The net proceeds from the sale of the 2025 Senior Notes were used to fully repay the $250.0 million balance of the 4.50% 2015 Senior Notes due 2025 and the accrued and unpaid interest of $4.2 million. The redemption occurred on October 14, 2025 with the remaining net proceeds from the sale to be used for general corporate purposes.
2023 Senior Notes
On September 15, 2023, the Company issued $300.0 million aggregate principal amount of 7.25% senior notes (2023 Senior Notes), which will mature on September 15, 2028, issued at a discount resulting in an effective yield of 7.29%. Interest on the 2023 Senior Notes is payable semi-annually at a rate of 7.25%. The 2023 Senior Notes are redeemable in whole or in part, at any time, at the Company's option, at a redemption price equal to the greater of (1) 100% of the principal amount of the notes being redeemed or (2) the sum of the present values of the remaining scheduled payments of principal and interest thereon discounted, on a semi-annual basis, at the Treasury yield (as defined in the indenture) plus 45 basis points, plus, in either of the above cases, accrued interest to the date of redemption.

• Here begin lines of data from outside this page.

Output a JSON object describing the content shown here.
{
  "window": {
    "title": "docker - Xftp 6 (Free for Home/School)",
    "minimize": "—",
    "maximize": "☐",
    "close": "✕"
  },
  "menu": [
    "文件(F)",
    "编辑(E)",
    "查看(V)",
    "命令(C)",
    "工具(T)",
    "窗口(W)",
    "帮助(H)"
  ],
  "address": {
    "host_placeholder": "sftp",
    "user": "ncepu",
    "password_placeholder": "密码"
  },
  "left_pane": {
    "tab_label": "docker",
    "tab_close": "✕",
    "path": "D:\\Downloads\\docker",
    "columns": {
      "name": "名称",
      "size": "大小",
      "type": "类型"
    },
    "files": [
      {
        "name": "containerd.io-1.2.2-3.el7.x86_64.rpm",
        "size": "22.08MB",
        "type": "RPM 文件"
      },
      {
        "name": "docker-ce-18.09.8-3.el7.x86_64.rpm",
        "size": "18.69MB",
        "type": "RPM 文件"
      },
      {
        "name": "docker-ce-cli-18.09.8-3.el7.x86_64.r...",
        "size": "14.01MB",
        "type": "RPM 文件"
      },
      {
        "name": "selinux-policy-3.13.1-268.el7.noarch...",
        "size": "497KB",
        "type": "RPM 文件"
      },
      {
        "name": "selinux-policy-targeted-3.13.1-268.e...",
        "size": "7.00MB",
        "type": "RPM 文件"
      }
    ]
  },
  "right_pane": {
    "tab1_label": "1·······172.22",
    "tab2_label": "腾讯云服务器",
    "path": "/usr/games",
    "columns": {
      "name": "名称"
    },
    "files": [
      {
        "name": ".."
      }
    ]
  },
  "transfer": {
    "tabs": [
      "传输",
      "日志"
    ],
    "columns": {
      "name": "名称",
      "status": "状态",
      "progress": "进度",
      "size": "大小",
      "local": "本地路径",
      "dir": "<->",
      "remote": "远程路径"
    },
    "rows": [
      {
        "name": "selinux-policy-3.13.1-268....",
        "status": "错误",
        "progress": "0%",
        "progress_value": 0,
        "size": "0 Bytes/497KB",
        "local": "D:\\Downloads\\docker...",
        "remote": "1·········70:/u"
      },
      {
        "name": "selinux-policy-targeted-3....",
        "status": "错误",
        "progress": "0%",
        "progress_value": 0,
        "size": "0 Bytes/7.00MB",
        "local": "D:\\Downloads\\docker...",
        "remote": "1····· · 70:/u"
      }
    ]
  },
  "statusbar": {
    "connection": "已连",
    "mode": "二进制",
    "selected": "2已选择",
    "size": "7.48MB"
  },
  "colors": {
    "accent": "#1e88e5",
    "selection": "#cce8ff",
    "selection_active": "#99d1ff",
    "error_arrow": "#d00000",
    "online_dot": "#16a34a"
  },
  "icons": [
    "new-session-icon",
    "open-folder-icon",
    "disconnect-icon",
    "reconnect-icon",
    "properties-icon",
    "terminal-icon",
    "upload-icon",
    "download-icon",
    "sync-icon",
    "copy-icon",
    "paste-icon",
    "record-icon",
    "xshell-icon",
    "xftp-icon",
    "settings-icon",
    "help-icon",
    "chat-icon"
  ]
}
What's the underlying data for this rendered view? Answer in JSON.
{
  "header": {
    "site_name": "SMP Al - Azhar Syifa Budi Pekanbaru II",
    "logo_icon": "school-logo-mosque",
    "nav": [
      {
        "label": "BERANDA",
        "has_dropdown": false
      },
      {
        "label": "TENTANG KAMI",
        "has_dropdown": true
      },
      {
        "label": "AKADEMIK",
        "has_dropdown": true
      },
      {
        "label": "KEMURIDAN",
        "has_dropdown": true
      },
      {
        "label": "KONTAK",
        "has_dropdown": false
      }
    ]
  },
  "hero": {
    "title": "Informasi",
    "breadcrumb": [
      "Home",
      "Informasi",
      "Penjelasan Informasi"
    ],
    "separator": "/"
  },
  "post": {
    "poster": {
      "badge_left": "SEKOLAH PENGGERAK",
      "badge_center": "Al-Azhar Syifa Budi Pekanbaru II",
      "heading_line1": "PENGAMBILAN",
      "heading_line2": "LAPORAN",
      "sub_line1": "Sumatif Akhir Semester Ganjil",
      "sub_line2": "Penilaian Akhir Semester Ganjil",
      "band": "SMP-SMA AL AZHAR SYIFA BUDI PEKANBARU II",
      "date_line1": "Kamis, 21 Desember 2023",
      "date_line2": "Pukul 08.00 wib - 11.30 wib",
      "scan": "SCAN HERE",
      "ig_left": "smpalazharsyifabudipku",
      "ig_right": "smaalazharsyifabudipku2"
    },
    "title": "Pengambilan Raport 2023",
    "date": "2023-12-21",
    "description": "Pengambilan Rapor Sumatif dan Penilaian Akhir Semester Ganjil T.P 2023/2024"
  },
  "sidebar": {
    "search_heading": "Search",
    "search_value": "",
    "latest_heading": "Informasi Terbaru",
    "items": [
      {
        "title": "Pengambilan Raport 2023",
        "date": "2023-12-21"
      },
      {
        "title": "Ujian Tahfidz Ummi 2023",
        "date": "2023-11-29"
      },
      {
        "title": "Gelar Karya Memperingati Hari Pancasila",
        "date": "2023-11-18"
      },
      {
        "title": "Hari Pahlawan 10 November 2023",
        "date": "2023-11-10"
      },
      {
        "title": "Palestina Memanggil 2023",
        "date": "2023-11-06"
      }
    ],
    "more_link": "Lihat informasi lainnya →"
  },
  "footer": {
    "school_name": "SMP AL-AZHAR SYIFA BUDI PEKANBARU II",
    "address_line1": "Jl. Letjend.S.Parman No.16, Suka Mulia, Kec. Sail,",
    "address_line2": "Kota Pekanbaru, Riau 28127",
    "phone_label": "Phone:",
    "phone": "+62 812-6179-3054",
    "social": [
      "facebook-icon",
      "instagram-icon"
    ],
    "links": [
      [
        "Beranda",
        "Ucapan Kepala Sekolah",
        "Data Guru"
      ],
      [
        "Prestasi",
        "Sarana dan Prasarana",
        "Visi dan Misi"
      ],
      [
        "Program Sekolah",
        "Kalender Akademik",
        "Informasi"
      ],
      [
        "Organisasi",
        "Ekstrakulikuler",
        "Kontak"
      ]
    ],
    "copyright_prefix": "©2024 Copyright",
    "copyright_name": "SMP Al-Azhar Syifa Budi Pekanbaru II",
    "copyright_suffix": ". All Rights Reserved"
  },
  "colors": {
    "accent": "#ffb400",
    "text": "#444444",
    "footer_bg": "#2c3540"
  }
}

The 2023 Senior Notes are traded in the open market (HMN 7.25).
Credit Agreement with Financial Institutions (Revolving Credit Facility)
In 2025, the Company, as borrower, amended its Credit Agreement (Revolving Credit Facility). The amended Revolving Credit Facility extended the commitment termination date to May 19, 2030 and replaced the Eurodollar-based interest rate benchmark with a Term SOFR Rate as an interest rate benchmark. Terms and conditions of the amended Revolving Credit Facility are substantially consistent with the prior agreement, with an interest rate based on SOFR plus 115 basis points. The amount available on the senior revolving credit facility is $325.0 million. The unused portion of the Revolving Credit Facility is subject to a variable commitment fee, which was 0.15% on an annual basis as of December 31, 2025. There were no amounts outstanding on the credit agreement as of December 31, 2025 or 2024.
Federal Home Loan Bank Borrowings
As of December 31, 2025, the Company had no borrowing outstanding with FHLB. The Board has authorized a maximum amount equal to 15% of net aggregate admitted assets less separate account assets of the insurance subsidiaries for FHLB borrowing and funding agreements which is below our maximum FHLB borrowing capacity.
Covenants
The Company is in compliance with all of the financial covenants contained in the 2025 Senior Notes indenture, the 2023 Senior Notes indenture and the Revolving Credit Facility agreement, consisting primarily of relationships of (1) debt to capital, (2) net worth, as defined in the financial covenants, (3) insurance subsidiaries' risk-based capital and (4) securities subject to funding agreements and repurchase agreements.